The newlines are fubared in fzf, this works perfect and fast:

No delay noticable in fzf. nice:

import subprocess as sbp
import fcntl
import os


def non_block_read(output):
    fd = output.fileno()
    fl = fcntl.fcntl(fd, fcntl.F_GETFL)
    fcntl.fcntl(fd, fcntl.F_SETFL, fl | os.O_NONBLOCK)
    try:
        return output.read(1024)
    except:
        return


with sbp.Popen(
    'fzf',
    shell=True,
    # universal_newlines=True,
    # encoding='utf-8',
    # bufsize=1,
    stdout=sbp.PIPE,
    stderr=sbp.PIPE,
) as p:
    while True:
        out = non_block_read(p.stdout)
        err = non_block_read(p.stderr)
        if out:
            os.write(1, out)
        if err:
            os.write(2, err)
            # print(err.decode('utf-8'))  # , end='')
        if p.poll() is not None:
            break

The inner process can detect it is not writing to a tty (try it out by calling python in a subproc and print sys.stdout.isatty(). But fzf does not care - for stdout and err, behaves normally.
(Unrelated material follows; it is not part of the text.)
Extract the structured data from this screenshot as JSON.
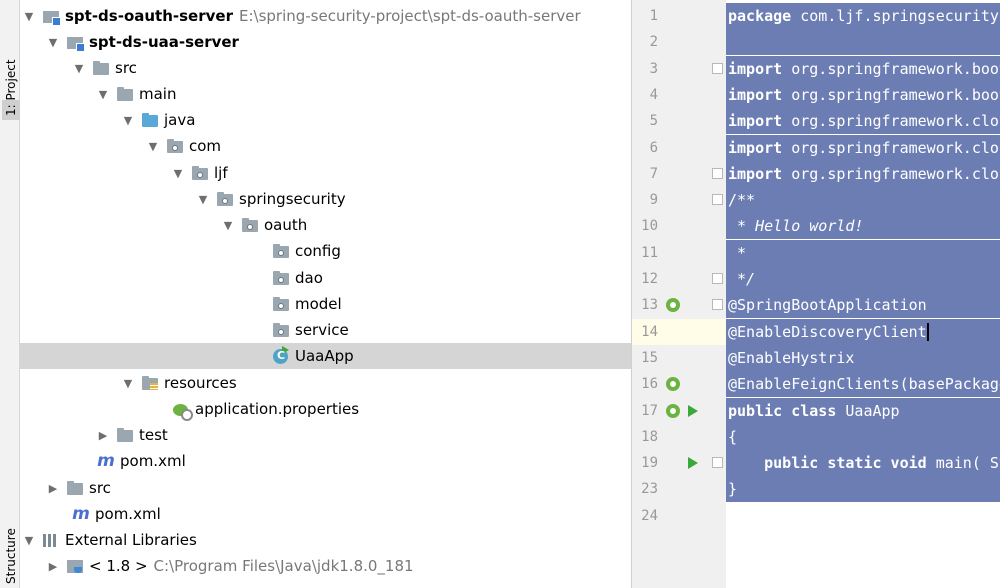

Intercept / Control User Input to SubProcessยค

Big question: How to send user input from outside the process into e.g. fzf, i.e. control it.

Up to now we came to the conclusion that doing it from a terminal stream hijacker is the best way: See termcontrol

But can we do it from within python?

I start fzf w/o piping sth into it, pid is 3124845:

Via proc file system? First guess, naa, the fds there are api but not the pty itself.

Writing into those does only produce the illusion that the user typed sth:

with open('/proc/3124845/fd/0', 'a') as fd: fd.write('a');fd.flush()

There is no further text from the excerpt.